Devido ao meu ciclo de amizades extremamente pálido e com baixa porcentagem de melanina, comentários como "foi só uma brincadeira", "eu sou sua amiga, não sou racista, ta?" e "tudo bem, né? Brincadeira de amigo" eram bem comuns no meu dia-a-dia. Eu sempre era a amiga negra que fazia impossível o ato das minhas amigas brancas ser racista, eu era a enteada negra que tornava aceitável o comentário do meu padrasto sobre a bunda da globeleza, eu era a aluna negra que apaziguava a fala racista sobre os africanos escravizados do meu professor. Eu nunca fui só a aluna, só a enteada, só a amiga, eu era a aluna NEGRA, a enteada NEGRA e a amiga NEGRA.

Com a Carol* eu pensei que isso fosse mudar, pra ser sincera eu tinha esquecido desses comentários e de quem eles vieram, mas infelizmente a Carol* me fez lembrar. Sempre que ela me mostrava as mensagens que as pessoas mandavam comentando sobre nosso recente namoro, era me elogiando de uma forma estranha. "Ela é uma puta negona, né?", "Caralho, que pretona", "Com todo respeito, ela é muito gostosa!", "Como você aguenta?", e por alguns momentos eu me perguntava se a namorada do meu ex recebia os mesmos comentários, mas esses momentos eram breves e eu me recusava a pensar nele novamente. Graças a Carol, e muita gente a agradece por isso, eu mudei muito minha visão sobre relacionamentos entre pessoas pretas e brancas, independente do gênero dessas, porque eu era extremamente radical, daquelas que chamava todo e qualquer homem preto com uma mulher branca de "palmiteiro" - inclusive chamei meu ex assim por longos anos. Carol era branca, né? Não fazia sentido continuar com aquele pensamento estando e amando uma pessoa branca, era hipocrisia demais e eu não seria capaz de sustentar o mesmo discurso, mas nem pelo discurso em si e sim porque Carol realmente me fez mudar de pensamento, o amor realmente não tinha cor.
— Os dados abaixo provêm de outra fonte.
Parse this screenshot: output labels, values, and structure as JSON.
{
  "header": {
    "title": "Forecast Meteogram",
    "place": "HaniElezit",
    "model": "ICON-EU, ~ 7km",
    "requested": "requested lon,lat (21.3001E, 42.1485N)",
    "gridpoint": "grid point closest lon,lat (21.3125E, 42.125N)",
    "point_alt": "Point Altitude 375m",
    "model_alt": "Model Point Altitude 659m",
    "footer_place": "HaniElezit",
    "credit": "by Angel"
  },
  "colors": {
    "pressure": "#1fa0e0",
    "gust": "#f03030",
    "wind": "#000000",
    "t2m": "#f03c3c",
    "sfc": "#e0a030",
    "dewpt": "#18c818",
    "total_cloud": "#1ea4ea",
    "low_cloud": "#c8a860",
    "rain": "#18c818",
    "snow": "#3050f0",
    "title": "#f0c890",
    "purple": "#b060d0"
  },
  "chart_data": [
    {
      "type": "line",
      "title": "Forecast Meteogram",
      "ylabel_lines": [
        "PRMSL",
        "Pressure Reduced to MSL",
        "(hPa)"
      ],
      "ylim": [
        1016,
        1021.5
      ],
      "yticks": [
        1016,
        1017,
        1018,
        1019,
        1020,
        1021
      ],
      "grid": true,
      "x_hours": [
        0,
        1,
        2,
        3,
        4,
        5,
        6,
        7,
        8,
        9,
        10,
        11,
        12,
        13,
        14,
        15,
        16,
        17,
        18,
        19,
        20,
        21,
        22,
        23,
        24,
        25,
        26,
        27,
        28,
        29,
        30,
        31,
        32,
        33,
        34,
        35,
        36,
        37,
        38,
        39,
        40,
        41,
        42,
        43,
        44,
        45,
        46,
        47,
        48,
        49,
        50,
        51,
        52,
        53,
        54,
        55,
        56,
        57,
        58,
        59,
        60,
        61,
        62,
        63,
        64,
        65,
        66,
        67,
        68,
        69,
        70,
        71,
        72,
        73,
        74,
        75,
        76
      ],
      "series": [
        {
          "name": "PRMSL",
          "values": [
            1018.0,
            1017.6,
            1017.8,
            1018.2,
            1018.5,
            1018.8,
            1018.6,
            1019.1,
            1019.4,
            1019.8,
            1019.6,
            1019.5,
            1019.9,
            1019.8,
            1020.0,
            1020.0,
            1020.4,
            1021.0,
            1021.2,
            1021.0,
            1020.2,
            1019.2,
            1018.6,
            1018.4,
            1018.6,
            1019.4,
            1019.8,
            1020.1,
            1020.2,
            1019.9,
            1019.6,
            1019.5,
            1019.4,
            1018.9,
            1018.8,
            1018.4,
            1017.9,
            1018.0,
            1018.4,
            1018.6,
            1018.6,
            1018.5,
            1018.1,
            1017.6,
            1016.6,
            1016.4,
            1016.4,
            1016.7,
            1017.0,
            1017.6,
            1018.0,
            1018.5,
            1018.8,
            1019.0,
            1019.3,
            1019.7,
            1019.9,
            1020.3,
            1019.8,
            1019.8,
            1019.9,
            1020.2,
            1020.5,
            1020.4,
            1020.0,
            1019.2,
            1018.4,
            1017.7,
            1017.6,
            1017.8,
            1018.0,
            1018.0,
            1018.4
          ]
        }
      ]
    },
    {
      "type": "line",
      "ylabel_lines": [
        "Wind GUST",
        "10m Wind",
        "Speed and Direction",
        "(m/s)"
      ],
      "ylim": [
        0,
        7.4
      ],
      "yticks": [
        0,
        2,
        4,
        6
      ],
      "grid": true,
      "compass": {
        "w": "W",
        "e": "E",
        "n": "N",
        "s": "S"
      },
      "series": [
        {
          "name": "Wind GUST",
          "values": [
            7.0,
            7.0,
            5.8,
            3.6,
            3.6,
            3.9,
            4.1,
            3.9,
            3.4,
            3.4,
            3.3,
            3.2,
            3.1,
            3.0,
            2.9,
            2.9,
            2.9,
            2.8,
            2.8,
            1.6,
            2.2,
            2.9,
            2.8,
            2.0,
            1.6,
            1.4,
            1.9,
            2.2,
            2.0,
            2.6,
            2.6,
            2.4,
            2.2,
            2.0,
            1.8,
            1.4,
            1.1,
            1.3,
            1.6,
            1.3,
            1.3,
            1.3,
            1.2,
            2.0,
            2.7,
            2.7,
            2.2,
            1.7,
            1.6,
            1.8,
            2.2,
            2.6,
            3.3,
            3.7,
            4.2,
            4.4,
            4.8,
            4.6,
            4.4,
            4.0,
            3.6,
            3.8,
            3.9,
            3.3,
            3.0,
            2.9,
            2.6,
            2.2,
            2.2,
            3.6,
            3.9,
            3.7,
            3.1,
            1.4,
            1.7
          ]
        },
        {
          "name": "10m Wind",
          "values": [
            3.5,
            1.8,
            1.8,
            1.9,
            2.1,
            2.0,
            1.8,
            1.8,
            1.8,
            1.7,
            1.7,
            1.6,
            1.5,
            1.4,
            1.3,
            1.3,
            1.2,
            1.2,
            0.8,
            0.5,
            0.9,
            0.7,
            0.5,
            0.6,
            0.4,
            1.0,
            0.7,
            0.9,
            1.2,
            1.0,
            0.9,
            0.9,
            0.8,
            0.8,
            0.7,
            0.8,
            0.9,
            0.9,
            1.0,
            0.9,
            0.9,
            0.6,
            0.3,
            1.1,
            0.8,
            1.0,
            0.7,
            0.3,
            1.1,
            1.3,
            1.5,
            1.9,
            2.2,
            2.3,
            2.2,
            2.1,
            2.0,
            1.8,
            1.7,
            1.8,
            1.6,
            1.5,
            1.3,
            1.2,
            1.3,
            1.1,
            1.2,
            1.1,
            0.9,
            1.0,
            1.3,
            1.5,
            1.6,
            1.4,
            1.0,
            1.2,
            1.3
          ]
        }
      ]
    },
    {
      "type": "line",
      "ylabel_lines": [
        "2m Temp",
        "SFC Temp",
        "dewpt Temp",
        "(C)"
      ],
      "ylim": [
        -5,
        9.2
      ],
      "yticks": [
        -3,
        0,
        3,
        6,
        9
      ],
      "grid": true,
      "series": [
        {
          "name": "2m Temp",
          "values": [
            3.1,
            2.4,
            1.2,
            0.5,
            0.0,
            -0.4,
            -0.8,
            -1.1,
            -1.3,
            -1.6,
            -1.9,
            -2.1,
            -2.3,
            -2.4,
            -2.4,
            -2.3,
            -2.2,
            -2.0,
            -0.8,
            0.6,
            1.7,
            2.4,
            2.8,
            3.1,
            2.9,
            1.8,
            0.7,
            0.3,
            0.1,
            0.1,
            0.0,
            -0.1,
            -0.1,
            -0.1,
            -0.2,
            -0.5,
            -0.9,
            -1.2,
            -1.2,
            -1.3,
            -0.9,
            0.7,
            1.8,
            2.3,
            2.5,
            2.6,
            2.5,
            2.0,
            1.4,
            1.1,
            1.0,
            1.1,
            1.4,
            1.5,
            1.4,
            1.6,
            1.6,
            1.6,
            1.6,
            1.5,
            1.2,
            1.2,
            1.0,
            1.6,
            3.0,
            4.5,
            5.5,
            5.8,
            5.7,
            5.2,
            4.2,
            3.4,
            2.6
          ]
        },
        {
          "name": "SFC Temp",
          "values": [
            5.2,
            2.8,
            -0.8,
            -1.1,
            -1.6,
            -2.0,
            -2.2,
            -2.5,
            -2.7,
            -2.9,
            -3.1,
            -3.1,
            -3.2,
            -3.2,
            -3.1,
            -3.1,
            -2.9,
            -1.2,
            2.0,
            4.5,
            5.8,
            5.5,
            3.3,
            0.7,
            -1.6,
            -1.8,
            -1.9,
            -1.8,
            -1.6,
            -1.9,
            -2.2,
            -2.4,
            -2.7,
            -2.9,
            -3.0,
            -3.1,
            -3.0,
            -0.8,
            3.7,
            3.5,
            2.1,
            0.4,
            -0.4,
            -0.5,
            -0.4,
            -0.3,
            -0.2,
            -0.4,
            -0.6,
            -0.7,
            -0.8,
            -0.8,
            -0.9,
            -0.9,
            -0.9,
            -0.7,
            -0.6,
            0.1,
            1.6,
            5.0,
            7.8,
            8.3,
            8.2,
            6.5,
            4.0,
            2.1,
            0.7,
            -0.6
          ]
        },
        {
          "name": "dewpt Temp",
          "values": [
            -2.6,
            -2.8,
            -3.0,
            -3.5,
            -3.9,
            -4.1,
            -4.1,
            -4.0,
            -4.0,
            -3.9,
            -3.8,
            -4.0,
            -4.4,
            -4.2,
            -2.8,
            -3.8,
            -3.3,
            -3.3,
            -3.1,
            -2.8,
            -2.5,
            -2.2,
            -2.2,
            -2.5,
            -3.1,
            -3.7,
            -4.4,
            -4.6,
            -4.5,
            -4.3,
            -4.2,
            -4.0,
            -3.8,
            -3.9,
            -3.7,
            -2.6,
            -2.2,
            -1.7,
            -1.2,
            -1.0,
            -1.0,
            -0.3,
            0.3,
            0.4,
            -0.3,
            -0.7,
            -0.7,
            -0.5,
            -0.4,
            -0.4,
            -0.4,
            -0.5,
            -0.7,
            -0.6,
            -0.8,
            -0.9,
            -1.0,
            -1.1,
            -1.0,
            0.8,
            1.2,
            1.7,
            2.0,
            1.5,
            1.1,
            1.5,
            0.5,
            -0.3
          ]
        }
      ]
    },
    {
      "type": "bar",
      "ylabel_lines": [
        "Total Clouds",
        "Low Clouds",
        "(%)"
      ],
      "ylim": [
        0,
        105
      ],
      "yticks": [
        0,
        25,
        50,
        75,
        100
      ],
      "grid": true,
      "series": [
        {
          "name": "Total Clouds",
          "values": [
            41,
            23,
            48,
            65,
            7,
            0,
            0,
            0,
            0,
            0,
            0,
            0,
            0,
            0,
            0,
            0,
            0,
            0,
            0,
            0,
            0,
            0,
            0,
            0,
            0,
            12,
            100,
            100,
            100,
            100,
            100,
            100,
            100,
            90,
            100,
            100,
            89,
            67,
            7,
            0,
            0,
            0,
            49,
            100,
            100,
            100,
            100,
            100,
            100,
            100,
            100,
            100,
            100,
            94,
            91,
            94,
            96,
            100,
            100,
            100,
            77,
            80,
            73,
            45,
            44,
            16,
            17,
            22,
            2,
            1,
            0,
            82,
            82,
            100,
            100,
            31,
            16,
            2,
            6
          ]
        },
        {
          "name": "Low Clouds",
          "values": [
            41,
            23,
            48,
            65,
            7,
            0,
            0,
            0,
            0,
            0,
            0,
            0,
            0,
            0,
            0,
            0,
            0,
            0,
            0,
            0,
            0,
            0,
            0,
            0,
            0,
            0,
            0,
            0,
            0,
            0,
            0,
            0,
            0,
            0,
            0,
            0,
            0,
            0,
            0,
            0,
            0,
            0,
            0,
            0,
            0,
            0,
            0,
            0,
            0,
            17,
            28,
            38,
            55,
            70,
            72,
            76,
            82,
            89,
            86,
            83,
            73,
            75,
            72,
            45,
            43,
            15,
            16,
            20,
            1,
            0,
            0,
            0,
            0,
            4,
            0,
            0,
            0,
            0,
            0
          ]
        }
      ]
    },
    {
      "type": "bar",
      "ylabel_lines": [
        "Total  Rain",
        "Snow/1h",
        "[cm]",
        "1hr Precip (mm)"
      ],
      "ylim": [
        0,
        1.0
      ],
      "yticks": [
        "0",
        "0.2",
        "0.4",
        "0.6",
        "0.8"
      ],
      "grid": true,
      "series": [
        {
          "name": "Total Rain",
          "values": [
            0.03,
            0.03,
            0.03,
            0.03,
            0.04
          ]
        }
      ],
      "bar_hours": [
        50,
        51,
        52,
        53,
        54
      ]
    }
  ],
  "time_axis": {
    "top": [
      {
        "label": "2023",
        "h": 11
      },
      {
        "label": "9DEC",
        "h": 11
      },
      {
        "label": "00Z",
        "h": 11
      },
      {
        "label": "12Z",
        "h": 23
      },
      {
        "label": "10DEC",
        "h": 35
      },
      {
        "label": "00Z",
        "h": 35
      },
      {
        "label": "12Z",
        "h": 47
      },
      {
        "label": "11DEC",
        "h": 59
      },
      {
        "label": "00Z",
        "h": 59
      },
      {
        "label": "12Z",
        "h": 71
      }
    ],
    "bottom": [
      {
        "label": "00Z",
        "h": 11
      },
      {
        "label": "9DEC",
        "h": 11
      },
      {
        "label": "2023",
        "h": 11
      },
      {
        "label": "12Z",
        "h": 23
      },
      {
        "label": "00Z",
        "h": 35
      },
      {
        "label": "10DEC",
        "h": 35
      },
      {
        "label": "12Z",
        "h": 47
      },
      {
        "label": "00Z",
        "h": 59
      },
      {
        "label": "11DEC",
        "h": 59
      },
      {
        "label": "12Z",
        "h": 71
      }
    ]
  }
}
Uma vez a Carol me contou sobre um amigo negro dela que ela chamava de macaco-prego, outro dia a Carol me disse que estava comigo apenas pelo meu corpo, e em outro dia ela pegou nos dreads de uma amiga preta sem permissão. Mas a Carol não era racista, ela namorava comigo, eu era a namorada NEGRA dela, isso não era possível. Eu era a namorada NEGRA que, com todo respeito, era muito gostosa, a namorada NEGRA que podia ser demais na cama a ponto de questionarem se a Carol "aguentaria", eu era a namorada NEGRA ativista que fazia da Carol a pessoa mais paciente e militante dos direitos humanos já vista.

Eu não podia ser só a aluna? A amiga? A enteada? A NAMORADA? Só isso. Eu queria só ser vista como alguém que não precisa ter sua etnia reconhecida sempre que é citada, queria ser como a namorada do meu ex que é só namorada. Simples e direto, NAMORADA. Sem nada depois, sem virgulas, sem adjetivos. Ela provavelmente era a amiga. A aluna. Ela provavelmente não ouvia "não posso ser racista, somos amigas, certo?" porque ela só era a amiga, diferente de mim que a amiga NEGRA. Eu era a invalidação de discursos racistas a partir do momento que alguém possuía alguma intimidade comigo, ela não.
A Carol obviamente não me apresentava como "Oi, essa é minha namorada negra", mas aposto que quando questionada de como eu era, essa parte era bem frisada. Será que a namorada do meu ex recebeu elogios pela sua beleza ou pelo seu corpo? Será que as pessoas perguntavam se meu ex aguentava sua atual namorada?

A quem possa interessar, eu e Carol terminamos. Agora eu sou sua ex-namorada NEGRA, engraçado, né?

*Carol é um nome ficcticio, e isso não é uma exposição nem dela e nem de ninguém.